“People who have faith in life are like swimmers who entrust themselves to a rushing river. They neither abandon themselves to its current nor try to resist it. Rather, they adjust their every movement to the watercourse, use it with purpose and skill, and enjoy the adventure.” — David Steindl-Rast
Swimming lessons mean winter to me. When I was young, living in a small town west of Chicago, we took lessons at the YMCA about 30 minutes away. My mother would pack all five or six of us up in the car and head off to the Y, where we wound our way downstairs to the locker rooms, stuffed our mittens, scarves, hats, coats, and uniforms into lockers and magically turned into Guppies or Minnows or Sharks. I can still remember how the snow piled up against the glass panels as February drifted into March, the humid air condensing in a misty veil. Rumor had it the panels were opened in the summer, turning the indoor pool into an outdoor one with a few turns of a wheel.
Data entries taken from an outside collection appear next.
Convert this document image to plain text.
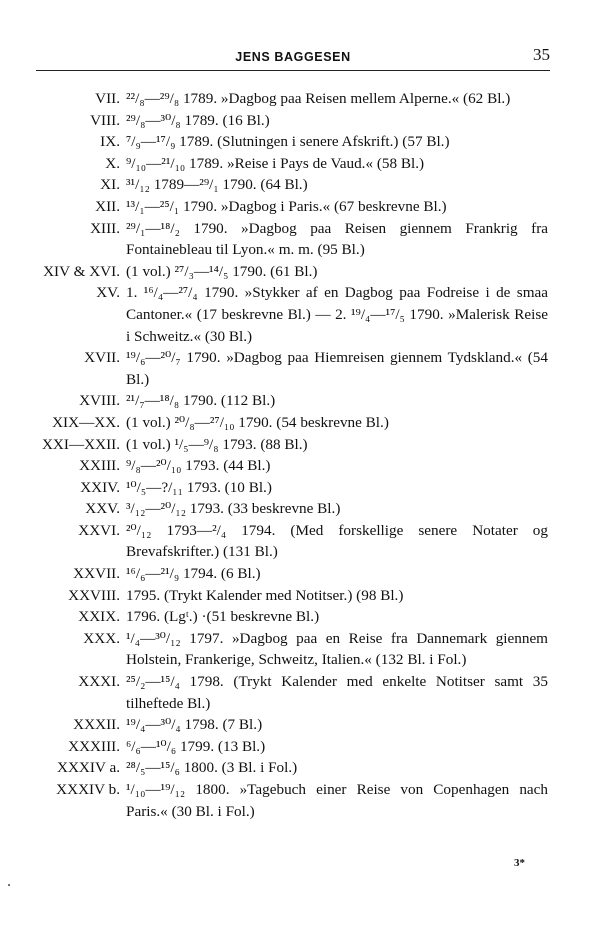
JENS BAGGESEN	35
VII. ²²/₈—²⁹/₈ 1789. »Dagbog paa Reisen mellem Alperne.« (62 Bl.)
VIII. ²⁹/₈—³⁰/₈ 1789. (16 Bl.)
IX. ⁷/₉—¹⁷/₉ 1789. (Slutningen i senere Afskrift.) (57 Bl.)
X. ⁹/₁₀—²¹/₁₀ 1789. »Reise i Pays de Vaud.« (58 Bl.)
XI. ³¹/₁₂ 1789—²⁹/₁ 1790. (64 Bl.)
XII. ¹³/₁—²⁵/₁ 1790. »Dagbog i Paris.« (67 beskrevne Bl.)
XIII. ²⁹/₁—¹⁸/₂ 1790. »Dagbog paa Reisen giennem Frankrig fra Fontainebleau til Lyon.« m. m. (95 Bl.)
XIV & XVI. (1 vol.) ²⁷/₃—¹⁴/₅ 1790. (61 Bl.)
XV. 1. ¹⁶/₄—²⁷/₄ 1790. »Stykker af en Dagbog paa Fodreise i de smaa Cantoner.« (17 beskrevne Bl.) — 2. ¹⁹/₄—¹⁷/₅ 1790. »Malerisk Reise i Schweitz.« (30 Bl.)
XVII. ¹⁹/₆—²⁰/₇ 1790. »Dagbog paa Hiemreisen giennem Tydskland.« (54 Bl.)
XVIII. ²¹/₇—¹⁸/₈ 1790. (112 Bl.)
XIX—XX. (1 vol.) ²⁰/₈—²⁷/₁₀ 1790. (54 beskrevne Bl.)
XXI—XXII. (1 vol.) ¹/₅—⁹/₈ 1793. (88 Bl.)
XXIII. ⁹/₈—²⁰/₁₀ 1793. (44 Bl.)
XXIV. ¹⁰/₅—?/₁₁ 1793. (10 Bl.)
XXV. ³/₁₂—²⁰/₁₂ 1793. (33 beskrevne Bl.)
XXVI. ²⁰/₁₂ 1793—²/₄ 1794. (Med forskellige senere Notater og Brevafskrifter.) (131 Bl.)
XXVII. ¹⁶/₆—²¹/₉ 1794. (6 Bl.)
XXVIII. 1795. (Trykt Kalender med Notitser.) (98 Bl.)
XXIX. 1796. (Lgᵗ.) ·(51 beskrevne Bl.)
XXX. ¹/₄—³⁰/₁₂ 1797. »Dagbog paa en Reise fra Dannemark giennem Holstein, Frankerige, Schweitz, Italien.« (132 Bl. i Fol.)
XXXI. ²⁵/₂—¹⁵/₄ 1798. (Trykt Kalender med enkelte Notitser samt 35 tilheftede Bl.)
XXXII. ¹⁹/₄—³⁰/₄ 1798. (7 Bl.)
XXXIII. ⁶/₆—¹⁰/₆ 1799. (13 Bl.)
XXXIV a. ²⁸/₅—¹⁵/₆ 1800. (3 Bl. i Fol.)
XXXIV b. ¹/₁₀—¹⁹/₁₂ 1800. »Tagebuch einer Reise von Copenhagen nach Paris.« (30 Bl. i Fol.)
3*
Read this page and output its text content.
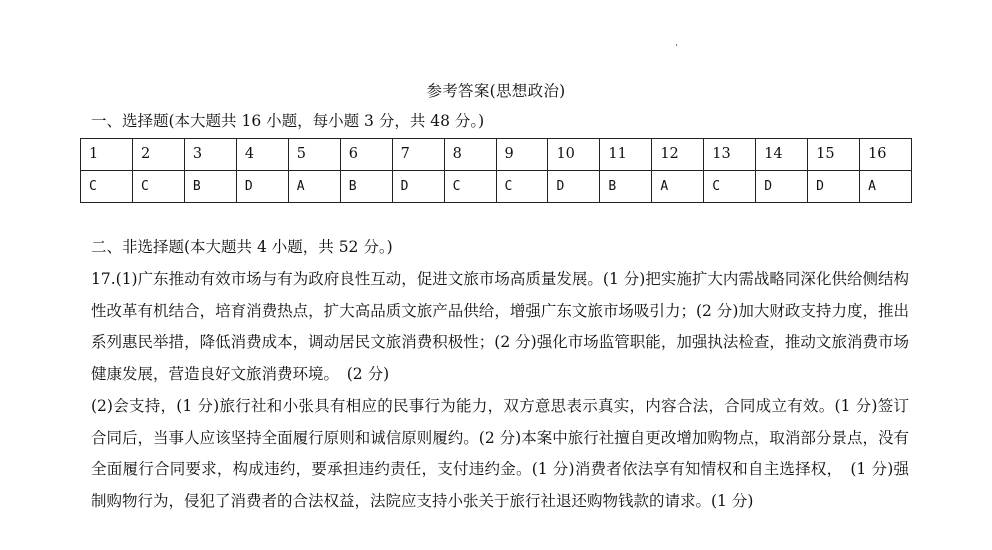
参考答案(思想政治)
一、选择题(本大题共 16 小题，每小题 3 分，共 48 分。)
1	2	3	4	5	6	7	8	9	10	11	12	13	14	15	16
C	C	B	D	A	B	D	C	C	D	B	A	C	D	D	A
二、非选择题(本大题共 4 小题，共 52 分。)
17.(1)广东推动有效市场与有为政府良性互动，促进文旅市场高质量发展。(1 分)把实施扩大内需战略同深化供给侧结构性改革有机结合，培育消费热点，扩大高品质文旅产品供给，增强广东文旅市场吸引力；(2 分)加大财政支持力度，推出系列惠民举措，降低消费成本，调动居民文旅消费积极性；(2 分)强化市场监管职能，加强执法检查，推动文旅消费市场健康发展，营造良好文旅消费环境。　(2 分)
(2)会支持，(1 分)旅行社和小张具有相应的民事行为能力，双方意思表示真实，内容合法，合同成立有效。(1 分)签订合同后，当事人应该坚持全面履行原则和诚信原则履约。(2 分)本案中旅行社擅自更改增加购物点，取消部分景点，没有全面履行合同要求，构成违约，要承担违约责任，支付违约金。(1 分)消费者依法享有知情权和自主选择权，　(1 分)强制购物行为，侵犯了消费者的合法权益，法院应支持小张关于旅行社退还购物钱款的请求。(1 分)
I'm back taking lessons again, heading to our new Y twice a week for an in-the-water weight and aerobic training class. The kids' classes are in the other half of the warm pool, and as I did grand battements on the side, I could hear them playing "red light/green light." Fifty years ago, I was playing the same game in a warm pool while the winter winds howled.
I am in miserable shape. My head knows how to move, but my joints creak in all new ways, my plantar fasciitis has returned with a vengeance, and my body won't alway do what my head says. It's a strange feeling to feel so out of sorts in my own body, but on balance, I'm enjoying the adventure of getting my balance again.